The Senate Report identifies the following factors as relevant to the Section 2 “totality of circumstances” inquiry:

1. the extent of any history of official discrimination in the state or political subdivision that touched the right of the members of the minority group to regis-. ter, to vote, or otherwise to participate in the democratic process;
2. the extent to which voting in the elections of the state or political subdivision is racially polarized;
3. the extent to which the state or political subdivision has used unusually large election districts, majority vote requirements, anti-single shot provisions, or other voting practices or procedures that may enhance the opportunity for discrimination against the minority group;
4. if there is a candidate slating process, whether the members of the minority group have been denied access to that process;
5. the extent to which members of the minority group in the state or political subdivision bear the effects of discrimination in such areas as education, employment and health, which hinder their ability to participate effectively in the political process;
6. whether political campaigns have been characterized by overt or subtle racial appeals;
7. the extent to which members of the minority group have been elected to public office in the jurisdiction.
Additional factors that in some cases have had probative value as part of plaintiffs’ evidence to establish a violation are:
whether there is a significant lack of responsiveness on the part of elected officials to the particularized needs of the members of the minority group.
whether the policy underlying the state or political subdivision’s use of such voting qualification, prerequisite to voting, or standard, practice or procedure is tenuous.
While these enumerated factors will often be the most relevant ones, in some cases other factors will be indicative of the alleged dilution.

S.Rep. No. 417, supra, at 28-29, U.S.Code Cong. & Admin.News 1982, pp. 205, 206 (footnotes omitted).

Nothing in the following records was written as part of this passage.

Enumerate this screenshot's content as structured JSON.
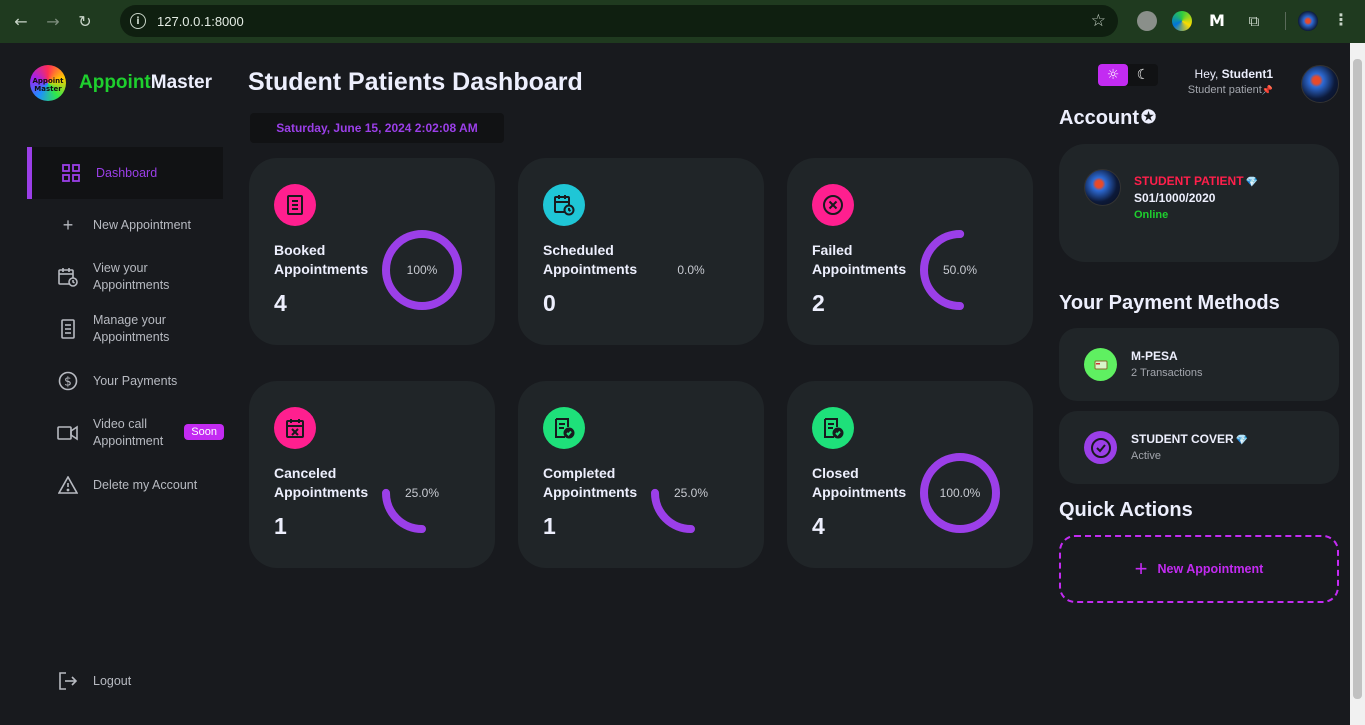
{
  "browser": {
    "url": "127.0.0.1:8000"
  },
  "brand": {
    "logo_text": "Appoint Master",
    "name_part1": "Appoint",
    "name_part2": "Master"
  },
  "sidebar": {
    "items": [
      {
        "label": "Dashboard",
        "icon": "grid-icon",
        "active": true
      },
      {
        "label": "New Appointment",
        "icon": "plus-icon"
      },
      {
        "label": "View your Appointments",
        "icon": "calendar-clock-icon"
      },
      {
        "label": "Manage your Appointments",
        "icon": "receipt-icon"
      },
      {
        "label": "Your Payments",
        "icon": "dollar-icon"
      },
      {
        "label": "Video call Appointment",
        "icon": "video-icon",
        "badge": "Soon"
      },
      {
        "label": "Delete my Account",
        "icon": "warning-icon"
      }
    ],
    "logout": "Logout"
  },
  "main": {
    "title": "Student Patients Dashboard",
    "datetime": "Saturday, June 15, 2024 2:02:08 AM",
    "cards": [
      {
        "label": "Booked Appointments",
        "value": "4",
        "percent_label": "100%",
        "percent": 100,
        "icon_color": "#ff1f8f",
        "icon": "receipt-icon"
      },
      {
        "label": "Scheduled Appointments",
        "value": "0",
        "percent_label": "0.0%",
        "percent": 0,
        "icon_color": "#1fc6d6",
        "icon": "calendar-clock-icon"
      },
      {
        "label": "Failed Appointments",
        "value": "2",
        "percent_label": "50.0%",
        "percent": 50,
        "icon_color": "#ff1f8f",
        "icon": "x-circle-icon"
      },
      {
        "label": "Canceled Appointments",
        "value": "1",
        "percent_label": "25.0%",
        "percent": 25,
        "icon_color": "#ff1f8f",
        "icon": "calendar-x-icon"
      },
      {
        "label": "Completed Appointments",
        "value": "1",
        "percent_label": "25.0%",
        "percent": 25,
        "icon_color": "#1ee07a",
        "icon": "document-check-icon"
      },
      {
        "label": "Closed Appointments",
        "value": "4",
        "percent_label": "100.0%",
        "percent": 100,
        "icon_color": "#1ee07a",
        "icon": "document-check-icon"
      }
    ]
  },
  "header": {
    "greeting_prefix": "Hey, ",
    "user_name": "Student1",
    "role": "Student patient"
  },
  "account": {
    "section_title": "Account",
    "name": "STUDENT PATIENT",
    "id": "S01/1000/2020",
    "status": "Online"
  },
  "payments": {
    "section_title": "Your Payment Methods",
    "methods": [
      {
        "name": "M-PESA",
        "sub": "2 Transactions"
      },
      {
        "name": "STUDENT COVER",
        "sub": "Active"
      }
    ]
  },
  "quick_actions": {
    "section_title": "Quick Actions",
    "new_appointment": "New Appointment"
  },
  "colors": {
    "accent": "#c32bf2",
    "purple": "#9b3fe8",
    "card_bg": "#202528",
    "page_bg": "#181a1e"
  }
}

Congress did not intend these factors “to be used ... as a mechanical ‘point counting’ device.” S.Rep. No. 417, supra, at 29, n. 118, U.S.Code Cong. & Admin.News 1982, p. 206. Nor is there a requirement “that any particular number of factors be proved, or that a majority of them point one way or the other.” Id. at 29 U.S.Code Cong. & Admin.News 1982, p. 206, (footnote omitted). Rather, evidence about these and other relevant factors is intended as a guide for the court’s exercise of its judgment about whether “the electoral system, in light of its present effects and historical context, treats minorities so unfairly that they effectively lose access to the political processes.” Jones v. City of Lubbock, 727 F.2d 364, 384-85 (5th Cir. 1984); see United States v. Marengo County Commission, 731 F.2d 1546 (11th Cir.1984).